Submitting the project

  1. Group leader only: Submit a final_project.zip file of your entire RStudio Project folder on moodle.
  2. All group members:
    • Fill out the peer evaluation Google Form. Note you will need the Netlify Drop URL of the website you deployed on the web (unless your project involves sensitive non-public data).
    • Fill out exit survey Google Form

Grading rubric

  1. Baseline: Projects that do not satisfy all “baseline” criteria can expect to get a grade of less than 8/10.
    • The RMarkdown Website must “build” correctly when someone else builds it. This is known as producing reproducible research.
    • Wherever possible, all visualizations have appropriately labeled axes, legends, titles, etc and are mindful of the ink/information ratio.
    • Your code is clean, commented, and well-indented.
    • From the perspective of both the report reader and potential collaborators who might reproduce your work, no “superfluous” and non-informative inputs or outputs are included. This is being mindful of the work you create for readers and collaborators, including future you.
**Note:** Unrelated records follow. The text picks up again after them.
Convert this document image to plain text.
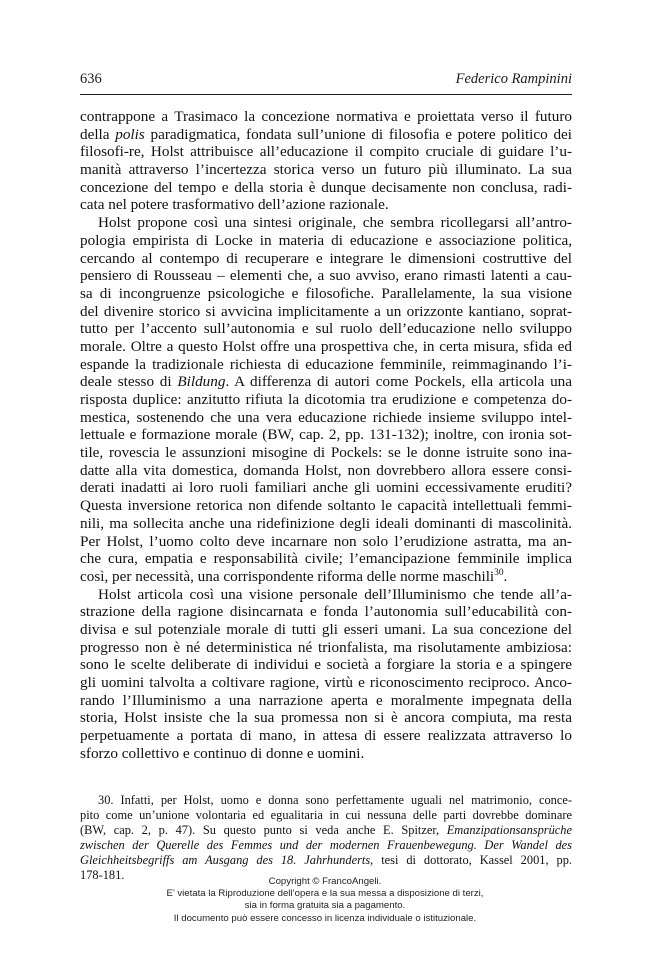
636	Federico Rampinini
contrappone a Trasimaco la concezione normativa e proiettata verso il futuro
della polis paradigmatica, fondata sull’unione di filosofia e potere politico dei
filosofi-re, Holst attribuisce all’educazione il compito cruciale di guidare l’u-
manità attraverso l’incertezza storica verso un futuro più illuminato. La sua
concezione del tempo e della storia è dunque decisamente non conclusa, radi-
cata nel potere trasformativo dell’azione razionale.
Holst propone così una sintesi originale, che sembra ricollegarsi all’antro-
pologia empirista di Locke in materia di educazione e associazione politica,
cercando al contempo di recuperare e integrare le dimensioni costruttive del
pensiero di Rousseau – elementi che, a suo avviso, erano rimasti latenti a cau-
sa di incongruenze psicologiche e filosofiche. Parallelamente, la sua visione
del divenire storico si avvicina implicitamente a un orizzonte kantiano, soprat-
tutto per l’accento sull’autonomia e sul ruolo dell’educazione nello sviluppo
morale. Oltre a questo Holst offre una prospettiva che, in certa misura, sfida ed
espande la tradizionale richiesta di educazione femminile, reimmaginando l’i-
deale stesso di Bildung. A differenza di autori come Pockels, ella articola una
risposta duplice: anzitutto rifiuta la dicotomia tra erudizione e competenza do-
mestica, sostenendo che una vera educazione richiede insieme sviluppo intel-
lettuale e formazione morale (BW, cap. 2, pp. 131-132); inoltre, con ironia sot-
tile, rovescia le assunzioni misogine di Pockels: se le donne istruite sono ina-
datte alla vita domestica, domanda Holst, non dovrebbero allora essere consi-
derati inadatti ai loro ruoli familiari anche gli uomini eccessivamente eruditi?
Questa inversione retorica non difende soltanto le capacità intellettuali femmi-
nili, ma sollecita anche una ridefinizione degli ideali dominanti di mascolinità.
Per Holst, l’uomo colto deve incarnare non solo l’erudizione astratta, ma an-
che cura, empatia e responsabilità civile; l’emancipazione femminile implica
così, per necessità, una corrispondente riforma delle norme maschili$^{30}$.
Holst articola così una visione personale dell’Illuminismo che tende all’a-
strazione della ragione disincarnata e fonda l’autonomia sull’educabilità con-
divisa e sul potenziale morale di tutti gli esseri umani. La sua concezione del
progresso non è né deterministica né trionfalista, ma risolutamente ambiziosa:
sono le scelte deliberate di individui e società a forgiare la storia e a spingere
gli uomini talvolta a coltivare ragione, virtù e riconoscimento reciproco. Anco-
rando l’Illuminismo a una narrazione aperta e moralmente impegnata della
storia, Holst insiste che la sua promessa non si è ancora compiuta, ma resta
perpetuamente a portata di mano, in attesa di essere realizzata attraverso lo
sforzo collettivo e continuo di donne e uomini.
30. Infatti, per Holst, uomo e donna sono perfettamente uguali nel matrimonio, conce-
pito come un’unione volontaria ed egualitaria in cui nessuna delle parti dovrebbe dominare
(BW, cap. 2, p. 47). Su questo punto si veda anche E. Spitzer, Emanzipationsansprüche
zwischen der Querelle des Femmes und der modernen Frauenbewegung. Der Wandel des
Gleichheitsbegriffs am Ausgang des 18. Jahrhunderts, tesi di dottorato, Kassel 2001, pp.
178-181.	Copyright © FrancoAngeli.
E’ vietata la Riproduzione dell’opera e la sua messa a disposizione di terzi,
sia in forma gratuita sia a pagamento.
Il documento può essere concesso in licenza individuale o istituzionale.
Ex: Do not
      1. Include my original instructions in the report.
      2. Include “Data dumps” like showing all the contents of a 1000 row data frame.
      3. Submit files in your RStudio Project folder that aren’t relevant to your analysis.
    • All accompanying write-ups are coherent and respect the word count limit.
    • You submit both your peer evaluations and your exit survey responses.
  2. Minimally viable product: Grade: 8/10.
    • Satisfy all “baseline” criteria.
    • Complete the intro index.html blog-post page.
  3. Due diligence: Grade: 9/10.
    • Satisfy all “baseline” and “minimally viable product” criteria.
    • Complete the second more_info.html page with 1 visualization.
  4. Point of diminishing returns: Grade: 9.5/10.
    • Satisfy all “baseline”, “minimally viable product”, and “due diligence” criteria.
    • Complete the second more_info.html page with 2-3 visualizations.
  5. Polishing the cannonball: Grade: 10/10
    • Satisfy all “baseline”, “minimally viable product”, “due diligence”, and “point of diminishing returns” criteria.
    • Impress me by using the tools you’ve learned this semester. Yes, this criteria is deliberately vague.